An expression plasmid for producing ultra-high molecular weight polyester that lacks some or all of its ability to transfer junctions. The expression plasmid for producing ultrahigh molecular weight polyester according to claim 1, wherein the vector contained in the expression plasmid is a pJRD215 (SEQ ID NO: 1) derivative. The expression plasmid for producing ultrahigh molecular weight polyester according to claim 1 or 2, wherein the polyester synthase gene contained in the expression plasmid is one or more of the following genes (1) to (5):
(1) a polyester synthase gene derived from Aeromonas caviae,
(2) a polyester synthase gene derived from Aeromonas caviae in which the asparagine of the 149th amino acid is substituted with serine,
(3) a polyester synthase gene derived from Aeromonas caviae in which the 171st amino acid aspartic acid is substituted with glycine;
(4) a polyester synthase gene derived from Aeromonas caviae in which phenylalanine of the 353rd amino acid is substituted with threonine;
(5) A polyester synthase gene derived from Aeromonas caviae, which is a combination of any two or more of the substitutions (2) to (4) above. The expression plasmid for producing ultrahigh molecular weight polyester according to any one of claims 1 to 3, further comprising a β-ketothiolase gene, an acetoacetyl-CoA reductase gene and an acyl-CoA dehydrogenase gene in addition to the polyester synthase gene. The expression plasmid for producing ultrahigh molecular weight polyester according to any one of claims 1 to 4, which is pJRDdTcES + phbAB + 171DG + fadE. 6. The ultrahigh molecular weight polyester production according to any one of claims 1 to 5, wherein the deletion of part or all of the junction transmission ability is deletion or mutation of the mob gene region and / or deletion of the oriT region. Expression plasmid. Furthermore, the expression plasmid for ultrahigh molecular weight polyester production according to any one of claims 1 to 6, wherein the streptomycin resistance gene is deleted. Furthermore, the expression plasmid for ultra-high molecular weight polyester production according to any one of claims 1 to 7, wherein the cos region is deleted. A transformant transformed with the expression plasmid for producing ultrahigh molecular weight polyester according to any one of claims 1 to 8. The transformant according to claim 9, wherein the host is Ralstonia eutropha. The transformant according to claim 9 or 10, which is PHB-4 / pJRDdTcES + phbAB + 171DG + fadE (FERM P-19676). The polyester has the following formula (1)

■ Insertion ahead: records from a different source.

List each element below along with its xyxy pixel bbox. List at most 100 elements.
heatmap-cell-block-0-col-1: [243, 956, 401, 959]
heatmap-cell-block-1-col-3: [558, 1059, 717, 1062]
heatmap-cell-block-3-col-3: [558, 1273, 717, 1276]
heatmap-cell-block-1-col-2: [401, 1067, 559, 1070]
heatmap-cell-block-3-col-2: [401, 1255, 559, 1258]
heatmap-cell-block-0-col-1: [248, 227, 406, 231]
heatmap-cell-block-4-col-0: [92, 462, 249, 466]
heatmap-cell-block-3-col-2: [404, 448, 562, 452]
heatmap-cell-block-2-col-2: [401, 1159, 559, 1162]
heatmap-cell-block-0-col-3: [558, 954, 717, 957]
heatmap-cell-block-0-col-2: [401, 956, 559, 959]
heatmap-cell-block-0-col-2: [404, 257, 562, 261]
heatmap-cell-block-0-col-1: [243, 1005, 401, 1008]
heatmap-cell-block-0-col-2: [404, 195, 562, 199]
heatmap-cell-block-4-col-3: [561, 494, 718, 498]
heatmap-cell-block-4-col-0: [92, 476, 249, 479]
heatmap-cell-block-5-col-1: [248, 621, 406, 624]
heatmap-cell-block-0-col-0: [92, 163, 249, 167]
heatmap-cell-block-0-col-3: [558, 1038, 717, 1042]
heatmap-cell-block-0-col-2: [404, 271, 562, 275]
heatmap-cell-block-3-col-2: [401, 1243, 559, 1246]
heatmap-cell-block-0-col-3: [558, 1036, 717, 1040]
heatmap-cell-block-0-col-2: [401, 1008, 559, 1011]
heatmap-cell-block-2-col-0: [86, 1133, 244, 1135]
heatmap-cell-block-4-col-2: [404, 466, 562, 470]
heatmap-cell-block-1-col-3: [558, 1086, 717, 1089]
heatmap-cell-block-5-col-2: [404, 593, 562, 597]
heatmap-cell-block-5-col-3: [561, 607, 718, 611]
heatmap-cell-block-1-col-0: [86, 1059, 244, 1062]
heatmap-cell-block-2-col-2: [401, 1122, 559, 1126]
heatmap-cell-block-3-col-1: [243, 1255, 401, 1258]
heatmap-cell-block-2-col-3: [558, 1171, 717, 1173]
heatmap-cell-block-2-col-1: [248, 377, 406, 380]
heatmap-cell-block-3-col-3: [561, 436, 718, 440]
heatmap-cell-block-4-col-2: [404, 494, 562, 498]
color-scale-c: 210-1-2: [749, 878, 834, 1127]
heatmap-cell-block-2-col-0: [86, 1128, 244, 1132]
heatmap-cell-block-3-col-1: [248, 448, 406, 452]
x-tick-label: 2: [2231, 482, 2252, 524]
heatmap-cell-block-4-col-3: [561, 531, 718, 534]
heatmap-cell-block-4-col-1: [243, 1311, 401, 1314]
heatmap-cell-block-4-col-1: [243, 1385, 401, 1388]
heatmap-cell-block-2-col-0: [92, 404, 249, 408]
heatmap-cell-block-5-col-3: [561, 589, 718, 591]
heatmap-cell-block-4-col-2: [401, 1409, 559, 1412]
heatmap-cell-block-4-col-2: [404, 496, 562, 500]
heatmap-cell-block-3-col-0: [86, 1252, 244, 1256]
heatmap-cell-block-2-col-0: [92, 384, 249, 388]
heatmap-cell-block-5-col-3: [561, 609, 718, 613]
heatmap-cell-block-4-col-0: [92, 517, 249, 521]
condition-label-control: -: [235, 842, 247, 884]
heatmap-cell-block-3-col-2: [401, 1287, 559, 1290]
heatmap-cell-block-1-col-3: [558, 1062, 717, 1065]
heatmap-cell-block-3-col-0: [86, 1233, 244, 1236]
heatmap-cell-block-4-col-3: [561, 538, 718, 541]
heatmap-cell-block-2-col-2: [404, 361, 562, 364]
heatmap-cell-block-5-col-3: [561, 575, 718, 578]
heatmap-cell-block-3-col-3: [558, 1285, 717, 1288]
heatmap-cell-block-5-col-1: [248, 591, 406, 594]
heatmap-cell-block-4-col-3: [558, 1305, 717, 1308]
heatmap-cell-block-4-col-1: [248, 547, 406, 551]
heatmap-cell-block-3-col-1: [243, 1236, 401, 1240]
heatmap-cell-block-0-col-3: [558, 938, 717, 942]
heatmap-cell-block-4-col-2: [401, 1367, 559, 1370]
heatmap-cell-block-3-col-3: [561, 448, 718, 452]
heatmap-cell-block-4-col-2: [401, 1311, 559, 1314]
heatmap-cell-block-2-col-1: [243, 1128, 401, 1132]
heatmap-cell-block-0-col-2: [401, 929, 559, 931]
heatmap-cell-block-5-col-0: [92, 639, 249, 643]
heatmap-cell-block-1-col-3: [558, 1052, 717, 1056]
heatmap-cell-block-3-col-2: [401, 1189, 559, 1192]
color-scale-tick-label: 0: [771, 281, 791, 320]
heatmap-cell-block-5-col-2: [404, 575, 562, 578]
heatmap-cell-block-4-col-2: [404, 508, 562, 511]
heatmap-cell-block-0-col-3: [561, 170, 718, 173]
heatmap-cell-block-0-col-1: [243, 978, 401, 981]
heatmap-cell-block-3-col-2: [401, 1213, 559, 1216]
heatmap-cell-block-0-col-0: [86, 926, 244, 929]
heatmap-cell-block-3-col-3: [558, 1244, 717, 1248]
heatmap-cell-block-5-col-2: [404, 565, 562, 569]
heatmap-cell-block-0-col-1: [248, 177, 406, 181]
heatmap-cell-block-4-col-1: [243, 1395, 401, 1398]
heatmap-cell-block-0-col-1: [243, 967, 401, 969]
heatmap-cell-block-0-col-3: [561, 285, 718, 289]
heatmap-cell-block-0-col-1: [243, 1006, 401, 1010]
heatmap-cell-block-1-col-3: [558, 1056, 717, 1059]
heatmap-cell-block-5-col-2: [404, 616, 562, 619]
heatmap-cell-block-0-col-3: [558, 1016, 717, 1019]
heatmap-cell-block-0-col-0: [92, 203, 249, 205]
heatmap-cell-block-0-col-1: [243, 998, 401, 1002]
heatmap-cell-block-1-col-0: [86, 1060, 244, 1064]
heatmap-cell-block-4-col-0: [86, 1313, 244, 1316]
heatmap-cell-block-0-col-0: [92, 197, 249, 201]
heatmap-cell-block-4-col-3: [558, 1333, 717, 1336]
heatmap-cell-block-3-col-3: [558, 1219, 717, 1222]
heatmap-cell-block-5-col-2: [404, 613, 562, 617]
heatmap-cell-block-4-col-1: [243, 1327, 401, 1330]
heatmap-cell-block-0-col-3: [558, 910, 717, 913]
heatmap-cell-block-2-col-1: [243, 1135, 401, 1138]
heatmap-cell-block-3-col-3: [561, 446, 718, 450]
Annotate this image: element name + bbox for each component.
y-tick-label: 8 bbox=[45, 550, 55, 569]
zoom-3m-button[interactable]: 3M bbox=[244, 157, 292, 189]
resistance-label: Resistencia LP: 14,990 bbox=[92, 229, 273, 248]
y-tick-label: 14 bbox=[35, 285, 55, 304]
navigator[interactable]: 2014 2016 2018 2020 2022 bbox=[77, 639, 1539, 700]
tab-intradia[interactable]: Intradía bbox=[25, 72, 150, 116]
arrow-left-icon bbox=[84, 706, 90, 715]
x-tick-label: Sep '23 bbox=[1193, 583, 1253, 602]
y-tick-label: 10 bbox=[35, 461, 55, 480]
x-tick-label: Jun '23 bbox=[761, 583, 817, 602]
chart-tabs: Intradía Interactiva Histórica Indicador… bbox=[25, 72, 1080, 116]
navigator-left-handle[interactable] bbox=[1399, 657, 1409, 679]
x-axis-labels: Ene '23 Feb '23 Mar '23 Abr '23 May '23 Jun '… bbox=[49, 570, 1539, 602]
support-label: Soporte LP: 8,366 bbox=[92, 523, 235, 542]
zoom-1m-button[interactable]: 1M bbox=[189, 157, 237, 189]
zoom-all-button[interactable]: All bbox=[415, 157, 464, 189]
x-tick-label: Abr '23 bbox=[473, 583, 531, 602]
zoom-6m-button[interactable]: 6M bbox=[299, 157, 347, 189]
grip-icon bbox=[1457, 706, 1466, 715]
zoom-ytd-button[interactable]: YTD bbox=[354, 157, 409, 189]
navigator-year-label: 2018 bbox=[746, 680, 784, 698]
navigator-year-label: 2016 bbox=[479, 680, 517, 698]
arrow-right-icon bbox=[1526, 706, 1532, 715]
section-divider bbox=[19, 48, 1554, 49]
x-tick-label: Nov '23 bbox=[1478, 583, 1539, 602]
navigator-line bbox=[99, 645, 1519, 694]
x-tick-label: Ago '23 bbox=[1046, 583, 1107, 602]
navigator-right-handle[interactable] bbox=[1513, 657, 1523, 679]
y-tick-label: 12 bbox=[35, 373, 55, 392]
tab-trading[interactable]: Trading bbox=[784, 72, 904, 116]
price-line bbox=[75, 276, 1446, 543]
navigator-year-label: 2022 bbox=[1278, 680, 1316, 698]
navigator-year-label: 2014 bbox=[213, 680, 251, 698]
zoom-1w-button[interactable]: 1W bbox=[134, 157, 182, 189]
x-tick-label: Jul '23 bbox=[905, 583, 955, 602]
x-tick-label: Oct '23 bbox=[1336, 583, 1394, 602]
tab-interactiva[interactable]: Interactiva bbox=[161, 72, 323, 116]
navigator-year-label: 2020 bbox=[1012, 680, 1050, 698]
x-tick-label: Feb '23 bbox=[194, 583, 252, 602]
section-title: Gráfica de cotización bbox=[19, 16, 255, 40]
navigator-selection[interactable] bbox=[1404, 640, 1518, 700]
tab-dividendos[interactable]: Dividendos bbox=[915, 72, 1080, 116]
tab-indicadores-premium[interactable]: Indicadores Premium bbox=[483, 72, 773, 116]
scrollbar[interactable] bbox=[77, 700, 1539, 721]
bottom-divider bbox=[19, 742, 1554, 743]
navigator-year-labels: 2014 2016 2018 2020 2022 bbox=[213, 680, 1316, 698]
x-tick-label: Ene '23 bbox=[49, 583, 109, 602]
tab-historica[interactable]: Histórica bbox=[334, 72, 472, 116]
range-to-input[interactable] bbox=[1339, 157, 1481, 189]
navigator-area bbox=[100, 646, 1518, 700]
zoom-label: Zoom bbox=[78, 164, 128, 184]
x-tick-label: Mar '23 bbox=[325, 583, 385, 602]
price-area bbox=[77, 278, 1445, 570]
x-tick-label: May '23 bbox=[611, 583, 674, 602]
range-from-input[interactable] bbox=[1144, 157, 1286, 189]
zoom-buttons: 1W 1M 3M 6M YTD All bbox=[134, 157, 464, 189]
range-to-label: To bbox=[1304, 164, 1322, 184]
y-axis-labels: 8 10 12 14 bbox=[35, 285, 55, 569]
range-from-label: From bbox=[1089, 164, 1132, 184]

(Wherein m and n represent an integer of 1 or more), which is a copolyester P (3HB-co-3HH) composed of 3-hydroxybutyric acid and 3-hydroxyhexanoic acid. A method for producing an ultrahigh molecular weight polyester using the expression plasmid or transformant according to any one of the above. The method for producing an ultrahigh molecular weight polyester according to claim 12, wherein the polyester has a weight average molecular weight of 3.5 million or more.